To the Editor,
Average volume-assured pressure support (AVAPS) is a ventilatory mode that maintains an adequate tidal volume under variations in the inspired pressures between a minimum and maximum range. This ventilatory mode is especially useful in patients with alveolar hypoventilation.1 In patients with acute respiratory decompensation and, especially, changes in partial pressure of carbon dioxide (pCO2) and pH, AVAPS could quickly act by lowering pCO2 and normalizing pH, improving the clinical condition of the patient, and especially, the one inherent in the narcotic effect of pCO2 on the central nervous system and the level of consciousness.2 Therefore, the rapid use of a noninvasive mechanical ventilator (NIMV) with AVAPS in a specific group of patients with acute respiratory hypercapnic failure could have a great clinical impact with favorable results if applied from the medical emergency department (ED) arrival.3 Recently, we read the original article titled, “Comparison of BPAP S/T and AVAPS Modes for Hypercapnic Respiratory Failure in the Emergency Department: A Randomized Controlled Trial”.3 The authors of this study randomized 33 patients from the S/T group and compared them with 47 patients from the AVAPS group to determine the improvement of PCO2 and pH values.
We would like to congratulate Murphy et al. for carrying out this study; however, we have made a few remarks.

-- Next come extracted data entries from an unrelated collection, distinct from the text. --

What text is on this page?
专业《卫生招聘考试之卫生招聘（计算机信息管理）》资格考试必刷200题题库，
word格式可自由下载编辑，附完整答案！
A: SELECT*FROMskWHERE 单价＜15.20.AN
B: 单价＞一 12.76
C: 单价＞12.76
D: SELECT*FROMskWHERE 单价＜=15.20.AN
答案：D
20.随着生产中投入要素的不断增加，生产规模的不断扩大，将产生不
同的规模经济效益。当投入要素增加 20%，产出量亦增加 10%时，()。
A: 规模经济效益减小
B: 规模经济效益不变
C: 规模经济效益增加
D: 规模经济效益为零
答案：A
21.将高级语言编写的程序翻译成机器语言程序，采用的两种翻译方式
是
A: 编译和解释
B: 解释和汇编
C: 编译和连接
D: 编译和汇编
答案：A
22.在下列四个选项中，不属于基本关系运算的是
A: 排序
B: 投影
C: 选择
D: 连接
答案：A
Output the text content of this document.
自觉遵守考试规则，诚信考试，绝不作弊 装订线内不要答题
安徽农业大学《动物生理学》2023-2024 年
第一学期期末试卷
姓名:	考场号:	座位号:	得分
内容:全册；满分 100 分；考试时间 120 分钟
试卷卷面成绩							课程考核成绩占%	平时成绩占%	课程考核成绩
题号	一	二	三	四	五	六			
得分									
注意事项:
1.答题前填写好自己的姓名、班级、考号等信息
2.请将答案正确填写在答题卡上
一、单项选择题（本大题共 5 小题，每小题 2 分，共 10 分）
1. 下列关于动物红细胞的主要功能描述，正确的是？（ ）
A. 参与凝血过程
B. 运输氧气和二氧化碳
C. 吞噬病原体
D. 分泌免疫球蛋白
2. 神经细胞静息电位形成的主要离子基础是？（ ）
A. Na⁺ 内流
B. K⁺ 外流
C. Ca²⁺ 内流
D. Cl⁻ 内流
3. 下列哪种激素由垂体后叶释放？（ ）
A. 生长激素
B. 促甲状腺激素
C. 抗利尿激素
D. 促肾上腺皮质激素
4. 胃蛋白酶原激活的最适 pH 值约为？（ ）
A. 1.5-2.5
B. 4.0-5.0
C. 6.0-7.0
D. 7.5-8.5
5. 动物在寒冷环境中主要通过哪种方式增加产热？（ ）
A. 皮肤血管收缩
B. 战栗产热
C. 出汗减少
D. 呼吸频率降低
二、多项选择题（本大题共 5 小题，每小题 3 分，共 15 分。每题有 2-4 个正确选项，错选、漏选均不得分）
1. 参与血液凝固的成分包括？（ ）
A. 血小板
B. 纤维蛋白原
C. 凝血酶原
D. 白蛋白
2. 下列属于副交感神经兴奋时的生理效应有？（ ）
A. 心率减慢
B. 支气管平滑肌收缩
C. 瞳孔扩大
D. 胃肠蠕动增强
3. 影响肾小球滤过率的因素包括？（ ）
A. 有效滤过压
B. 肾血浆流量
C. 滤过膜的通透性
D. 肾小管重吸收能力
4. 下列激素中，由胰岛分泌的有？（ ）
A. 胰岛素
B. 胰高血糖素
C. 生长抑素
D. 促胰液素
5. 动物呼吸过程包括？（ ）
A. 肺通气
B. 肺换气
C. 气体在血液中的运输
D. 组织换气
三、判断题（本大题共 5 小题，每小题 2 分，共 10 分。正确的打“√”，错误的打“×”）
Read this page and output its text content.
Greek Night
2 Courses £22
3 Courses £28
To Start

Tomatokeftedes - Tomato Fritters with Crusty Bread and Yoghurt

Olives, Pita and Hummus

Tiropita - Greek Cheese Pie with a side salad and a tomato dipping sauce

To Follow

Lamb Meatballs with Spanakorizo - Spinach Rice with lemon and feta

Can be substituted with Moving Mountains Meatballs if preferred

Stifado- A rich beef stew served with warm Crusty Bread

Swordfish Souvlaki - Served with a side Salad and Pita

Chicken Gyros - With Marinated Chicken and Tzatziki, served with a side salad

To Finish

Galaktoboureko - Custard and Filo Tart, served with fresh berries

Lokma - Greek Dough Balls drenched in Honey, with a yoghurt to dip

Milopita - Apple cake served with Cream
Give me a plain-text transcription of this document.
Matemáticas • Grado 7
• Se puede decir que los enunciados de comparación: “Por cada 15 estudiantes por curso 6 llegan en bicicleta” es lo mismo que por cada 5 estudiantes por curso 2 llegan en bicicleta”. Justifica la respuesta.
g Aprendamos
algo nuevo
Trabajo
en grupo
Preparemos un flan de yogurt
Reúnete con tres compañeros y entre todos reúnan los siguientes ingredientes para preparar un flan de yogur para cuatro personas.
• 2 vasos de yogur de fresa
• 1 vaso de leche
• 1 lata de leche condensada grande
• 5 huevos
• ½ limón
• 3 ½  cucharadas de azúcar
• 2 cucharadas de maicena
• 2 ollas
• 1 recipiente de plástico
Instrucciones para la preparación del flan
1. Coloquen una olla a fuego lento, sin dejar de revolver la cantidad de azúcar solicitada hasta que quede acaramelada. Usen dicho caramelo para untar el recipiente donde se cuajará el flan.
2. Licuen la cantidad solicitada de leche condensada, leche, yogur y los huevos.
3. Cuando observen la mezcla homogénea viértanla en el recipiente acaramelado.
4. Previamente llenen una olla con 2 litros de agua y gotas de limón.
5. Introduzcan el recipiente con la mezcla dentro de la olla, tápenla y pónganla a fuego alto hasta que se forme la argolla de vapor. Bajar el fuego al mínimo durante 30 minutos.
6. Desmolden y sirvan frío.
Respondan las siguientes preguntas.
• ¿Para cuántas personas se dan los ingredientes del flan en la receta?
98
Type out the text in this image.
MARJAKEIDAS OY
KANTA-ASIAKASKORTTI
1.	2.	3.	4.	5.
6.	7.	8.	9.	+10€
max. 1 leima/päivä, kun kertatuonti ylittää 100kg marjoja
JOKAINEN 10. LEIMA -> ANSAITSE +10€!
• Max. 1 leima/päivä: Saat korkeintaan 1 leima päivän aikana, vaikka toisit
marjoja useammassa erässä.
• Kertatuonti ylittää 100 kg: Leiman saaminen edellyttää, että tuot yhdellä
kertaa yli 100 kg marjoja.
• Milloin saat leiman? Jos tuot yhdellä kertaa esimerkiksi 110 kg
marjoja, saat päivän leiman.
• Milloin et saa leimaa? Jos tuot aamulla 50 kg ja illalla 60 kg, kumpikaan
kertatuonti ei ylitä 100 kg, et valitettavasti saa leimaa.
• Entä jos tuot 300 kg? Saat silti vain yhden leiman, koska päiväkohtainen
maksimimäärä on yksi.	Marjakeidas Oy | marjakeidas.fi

First, No specific causes of acute hypercapnic respiratory failure are reported. The authors do not establish the causes of acute hypercapnic respiratory failure in both S/T vs. AVAPS groups although they emphasize that 79.8% of their patients had chronic obstructive pulmonary diseases (COPD) and the remaining 21.2% had respiratory failure hypercapnia by other unspecified causes. Studies have shown variability of results between the uses of NIMV in patients with different causes of acute hypercapnic respiratory failure, COPD, obstructive sleep apnea syndrome, asthma, kyphoscoliosis, and neuromuscular diseases1
Second the absence of evaluative parameters for ventilator mode monitoring that may influence the results. The authors reported a range of pressure values that are programmed for inspiratory positive airway pressure (IPAP) (12–26 cmH2O) and tidal volume (TV, target 6–8 ml/kg/ideal weight). However, they do not provide monitoring data for the patient’s IPAP or exhaled TV. High expired tidal volumes expressed in >9.5 ml/kg/ideal weight are predictors of the results of NIMV usage.4 Additionally, the significant changes in systolic and diastolic blood pressure in the AVAPS group are striking (P < 0.001), which may have been influenced by inspired pressure levels causing changes in elasticity and compliance of the respiratory system when using AVAPS with mean arterial pressure changes.5 Further, the authors report insufficient compliance with the use of AVAPS 1.14 (0.53–2.43). The rapid recovery of the sensorium and excessive leakage could be determining factors of compliance and adaptation to the use of AVAPS in patients with hypercapnic encephalopathy.6
Third missing data in the follow-up of patients could affect the final results. Of the patients included in the study, 13 were transferred to the intensive care unit of other hospitals. The mean length of the patients’ ED stay was 49.3 ± 52.6 h. The NIMV failure can be immediate, mediate, and late, therefore the lack of data in the follow-up of patients could especially affect the secondary outcomes regardless of patient survival. The authors report a rapid discharge of patients from the ED in favor of AVAPS (risk relative 1.38 [0.62–3.09]). This rapid discharge may be influenced by certain ventilatory parameters inherent to the use of AVAPS, such as the inspired pressures necessary to maintain an expired TV that guarantees minute ventilation and the presence of leakage.
In patients with acute illness undergoing NIMV in daily practice, initially set high pressures are not well-tolerated and are, therefore, not usually set higher than a range of 20– to 25 cm of water.
In summary, the use of AVAPS in an acute clinic setting upon ED arrival of patients could provide rapid recovery of the sensorium with blood gases and minute ventilation improvement with rapid clinical repercussion on the level of consciousness. However, its results compared with the standard S/T modes of NIMV should be evaluated under similar and appropriate circumstances when evaluating the applicability of ventilatory mode in this acute setting in the ED.